Così, quando al mattino, sulla strada verso l’ufficio, incontrai Marino, mi fermai e gli chiesi se avesse visto il video. Mi rispose di no, ma mi ringraziò comunque per il pensiero. Telefonai allora a Teresa che controllò subito la posta elettronica e mi confermò di non aver ricevuto niente. «Era importante? – mi chiese – rispediscilo appena puoi». «No, non era niente, solo un saluto divertente, ma forse qualcosa non funziona nel mio computer e ho voluto verificare» risposi. Telefonai a Ruggero, il mio amico tecnico informatico e gli chiesi di passare per casa mia, quella sera stessa, per un controllo del mio p.c.

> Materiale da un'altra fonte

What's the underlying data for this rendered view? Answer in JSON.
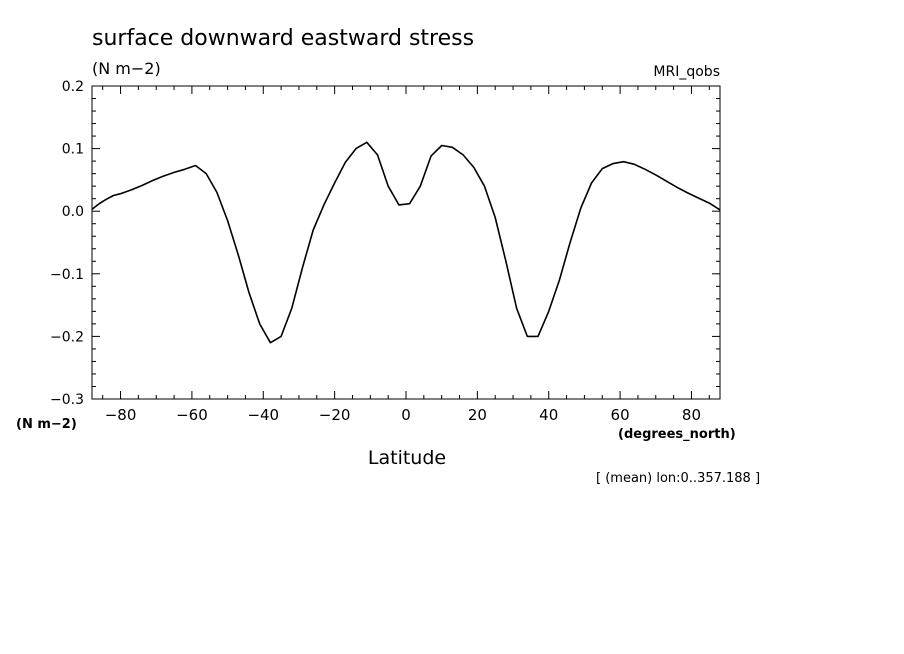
{
  "chart_data": {
    "type": "line",
    "title": "surface downward eastward stress",
    "units_label": "(N m−2)",
    "model_label": "MRI_qobs",
    "y_units_label": "(N m−2)",
    "x_units_label": "(degrees_north)",
    "xlabel": "Latitude",
    "footnote": "[ (mean) lon:0..357.188 ]",
    "xlim": [
      -88,
      88
    ],
    "ylim": [
      -0.3,
      0.2
    ],
    "x_ticks": [
      -80,
      -60,
      -40,
      -20,
      0,
      20,
      40,
      60,
      80
    ],
    "x_tick_labels": [
      "−80",
      "−60",
      "−40",
      "−20",
      "0",
      "20",
      "40",
      "60",
      "80"
    ],
    "y_ticks": [
      -0.3,
      -0.2,
      -0.1,
      0.0,
      0.1,
      0.2
    ],
    "y_tick_labels": [
      "−0.3",
      "−0.2",
      "−0.1",
      "0.0",
      "0.1",
      "0.2"
    ],
    "grid": false,
    "line_color": "#000000",
    "x": [
      -88,
      -86,
      -84,
      -82,
      -80,
      -77,
      -74,
      -71,
      -68,
      -65,
      -62,
      -59,
      -56,
      -53,
      -50,
      -47,
      -44,
      -41,
      -38,
      -35,
      -32,
      -29,
      -26,
      -23,
      -20,
      -17,
      -14,
      -11,
      -8,
      -5,
      -2,
      1,
      4,
      7,
      10,
      13,
      16,
      19,
      22,
      25,
      28,
      31,
      34,
      37,
      40,
      43,
      46,
      49,
      52,
      55,
      58,
      61,
      64,
      67,
      70,
      73,
      76,
      79,
      82,
      85,
      88
    ],
    "y": [
      0.003,
      0.012,
      0.019,
      0.025,
      0.028,
      0.034,
      0.041,
      0.049,
      0.056,
      0.062,
      0.067,
      0.073,
      0.06,
      0.03,
      -0.015,
      -0.07,
      -0.13,
      -0.18,
      -0.21,
      -0.2,
      -0.155,
      -0.09,
      -0.03,
      0.01,
      0.045,
      0.078,
      0.1,
      0.11,
      0.09,
      0.04,
      0.01,
      0.012,
      0.04,
      0.088,
      0.105,
      0.102,
      0.09,
      0.07,
      0.04,
      -0.01,
      -0.08,
      -0.155,
      -0.2,
      -0.2,
      -0.16,
      -0.11,
      -0.05,
      0.005,
      0.045,
      0.068,
      0.076,
      0.079,
      0.075,
      0.067,
      0.058,
      0.048,
      0.038,
      0.029,
      0.021,
      0.013,
      0.002
    ]
  }
}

Ruggero arrivò puntuale alle sei e un quarto, come aveva detto. «Sì, i messaggi sono partiti, ma non sono arrivati a destinazione e il server non ti ha segnalato nulla» disse Ruggero «Fammi un po’ capire, forse si tratta di un virus che ti manda tutto nello spam». Circa mezz’ora dopo, quell’energico e fidato giovane uomo che era Ruggero, sempre gentile e disponibile con tutti, aveva risolto il mio problema con la posta elettronica. «Ora dovrebbe andare tutto bene, caso mai avvisami se ci fosse ancora qualcosa che non va, ok?». «Certamente, ti ringrazio, quanto ti devo?» gli chiesi. «Ma va, è stato un piacere aiutarti» rispose, e accettò solo mezzo bicchiere di birra che bevve in mia compagnia. Andava di fretta come sempre, ma sulla porta mi schioccò un bacio sulla guancia e, a sorpresa, mi domandò: «Giulia, che ne diresti di uscire con me una di queste sere?».  Non me lo aspettavo proprio. Rimasi un attimo interdetta, ma come potevo rifiutare l’invito dopo il suo aiuto tanto provvidenziale? Così, con un sorriso gli risposi: «Venerdì sera al cinema, ti va bene?».  S’ illuminò tutto e mi rispose allegro: «Caspita, certo che mi va bene, passo alle sette d’accordo? Così prima si va a mangiare un boccone insieme». «Sì, va bene, a venerdì. A presto!». Ero felice anch’io dell’appuntamento.

 

Chiusi la porta e tirai un sospiro profondo: quel video, che avevo spedito in un momento d’umiliazione, Mario non l’aveva mai ricevuto.

Dalla porta della cucina spuntò Tigre. Miagolò e mi guardò con aria di rimprovero. «I croccantini!» esclamai ad alta voce «mi sono dimenticata dei tuoi croccantini» e corsi ridendo verso l’armadietto del cibo. «Hai visto» le dissi, mentre sorridendo  riempivo la ciotola «hai visto, tigrotta mia, che Ruggero mi ha già fatto perdere la testa?».  E mentre lei, felice, tuffava il muso tra i croccantini, la accarezzai dolcemente.